Refined market tightness is forecast to become acute in 2017, with stocks expected to remain at historically low levels until 2020. “Inventories falling to well below the historical average will provide fundamental support for prices, which will be amplified by investor interest,” says Leng.

African Zinc Projects
Despite an increase in the zinc price to a high of $2 246/t in July, metal prices remain depressed and threaten the timely development of many new zinc projects, says Leng, pointing out their potential to extend the duration of the challenging conditions in the concentrate and refined metal markets.

He notes that Africa has a relatively limited number of zinc ore deposits and, as a consequence, is a small producer of mined zinc, accounting for only 2% of global production at about 400 000 t/y. There are two dominant zinc mining companies in Africa – diversified miner Glencore, which operates Perkoa, in Burkina Faso, and Rosh Pinah, in Namibia, as well as base metals miner Vedanta, which operates the Skorpion mine and smelter, in Namibia, and Black Mountain, in South Africa.

However, Leng points out that the continent’s mined zinc output is expected to increase in the medium term with the ramp-up of Canadian miner Nevsun Resources’ precious- and base-metals-producing Bisha mine, in Eritrea, and zinc miner Vedanta’s Gamsberg project, in South Africa’s Northern Cape.

Leng explains that the Bisha mine has been producing gold and silver since 2011 and copper since 2013, and completed a zinc circuit in June that is expected to produce an average 120 000 t/y of zinc. Capital expenditure (capex) on the new circuit and infrastructure is estimated at $80-million, which is under the $100-million budget.

Once operational, an estimated four-million tons of ore a year will be mined at the Gamsberg openpit mine, producing 250 000 t/y of 55% zinc concentrate for an initial mine life of 13 years, says Leng. One-third of the zinc concentrate, with a lower manganese content, will be exported to third-party smelters, while the rest of the concentrate, with a higher manganese content, will be treated at Vedanta’s 150 000 t/y Skorpion smelter after the installation of a roaster and acid plant has been completed. This is expected to be by early 2018.

He adds that Vedanta has reduced the expected capital spend on Gamsberg from $630-million to $400-million through the implementation of engineering improvements and the renegotiation of contracts. The capital cost to re-engineer the Skorpion smelter is an estimated $152-million, and is in addition to the Gamsberg mine and mill capex.

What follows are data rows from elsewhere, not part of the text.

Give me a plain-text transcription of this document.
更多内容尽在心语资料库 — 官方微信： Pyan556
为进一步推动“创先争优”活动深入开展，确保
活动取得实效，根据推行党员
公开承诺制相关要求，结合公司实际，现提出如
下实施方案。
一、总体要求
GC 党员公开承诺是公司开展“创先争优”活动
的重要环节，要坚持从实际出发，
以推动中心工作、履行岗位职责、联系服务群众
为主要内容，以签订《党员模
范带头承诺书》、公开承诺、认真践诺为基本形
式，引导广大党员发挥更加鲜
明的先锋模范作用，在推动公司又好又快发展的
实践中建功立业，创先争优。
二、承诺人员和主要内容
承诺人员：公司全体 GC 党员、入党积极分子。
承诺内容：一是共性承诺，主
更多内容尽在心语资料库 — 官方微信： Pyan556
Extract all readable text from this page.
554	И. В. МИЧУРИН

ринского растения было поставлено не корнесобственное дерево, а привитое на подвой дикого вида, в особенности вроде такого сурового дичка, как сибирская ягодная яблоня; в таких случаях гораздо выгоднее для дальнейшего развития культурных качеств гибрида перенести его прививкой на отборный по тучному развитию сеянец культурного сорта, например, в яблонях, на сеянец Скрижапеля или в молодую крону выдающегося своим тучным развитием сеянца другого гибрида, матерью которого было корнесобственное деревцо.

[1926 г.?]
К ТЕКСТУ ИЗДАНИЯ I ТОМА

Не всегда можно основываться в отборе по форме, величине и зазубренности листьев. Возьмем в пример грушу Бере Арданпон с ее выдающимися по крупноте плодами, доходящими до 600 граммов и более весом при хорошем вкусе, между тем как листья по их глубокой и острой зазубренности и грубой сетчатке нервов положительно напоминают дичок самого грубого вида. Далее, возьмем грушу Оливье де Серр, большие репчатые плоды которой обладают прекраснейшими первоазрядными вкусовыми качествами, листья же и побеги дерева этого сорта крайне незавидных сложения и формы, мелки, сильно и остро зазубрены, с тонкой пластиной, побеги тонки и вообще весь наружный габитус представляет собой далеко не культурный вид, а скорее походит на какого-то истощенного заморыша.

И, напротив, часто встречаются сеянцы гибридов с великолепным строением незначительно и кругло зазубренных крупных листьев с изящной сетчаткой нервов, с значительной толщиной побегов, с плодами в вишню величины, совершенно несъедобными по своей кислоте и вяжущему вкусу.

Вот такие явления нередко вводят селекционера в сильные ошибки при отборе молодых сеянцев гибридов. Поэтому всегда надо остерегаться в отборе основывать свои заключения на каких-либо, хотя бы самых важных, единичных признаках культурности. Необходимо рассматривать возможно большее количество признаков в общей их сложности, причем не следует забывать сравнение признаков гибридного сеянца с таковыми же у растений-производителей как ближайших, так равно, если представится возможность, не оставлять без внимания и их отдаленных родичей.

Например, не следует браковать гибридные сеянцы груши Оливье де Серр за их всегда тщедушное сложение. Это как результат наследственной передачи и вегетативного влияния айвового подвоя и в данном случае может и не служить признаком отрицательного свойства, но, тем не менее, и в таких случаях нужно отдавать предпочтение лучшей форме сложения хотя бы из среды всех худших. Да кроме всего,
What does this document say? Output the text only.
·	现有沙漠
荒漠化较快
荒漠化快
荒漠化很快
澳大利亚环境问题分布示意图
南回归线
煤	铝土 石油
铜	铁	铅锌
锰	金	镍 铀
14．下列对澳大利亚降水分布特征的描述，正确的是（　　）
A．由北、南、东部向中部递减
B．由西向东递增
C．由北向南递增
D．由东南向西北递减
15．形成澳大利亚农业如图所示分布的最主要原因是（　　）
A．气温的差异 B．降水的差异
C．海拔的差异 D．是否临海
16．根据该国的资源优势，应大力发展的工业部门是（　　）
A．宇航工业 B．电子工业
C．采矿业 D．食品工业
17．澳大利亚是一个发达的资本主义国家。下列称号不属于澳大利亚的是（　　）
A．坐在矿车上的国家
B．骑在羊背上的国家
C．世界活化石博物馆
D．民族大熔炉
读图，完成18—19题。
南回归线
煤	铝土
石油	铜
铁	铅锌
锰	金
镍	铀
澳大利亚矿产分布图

“Bisha and Gamsberg should see mined zinc production exceed 600 000 t/y in 2020, which will account for 4% of the forecast global output,” concludes Leng.

Wood Mackenzie’s clients include international and national energy and metals companies, as well as financial institutions and governments. “We work with a range of diverse teams from strategy and policy makers, business developers and market analysts through to corporate finance, risk teams and investors,” notes the company’s website. These teams use Wood Mackenzie’s research and consulting services to understand their markets, value assets, reduce risk, identify and screen opportunities, assess competitors, strengthen strategy and pitch for new business.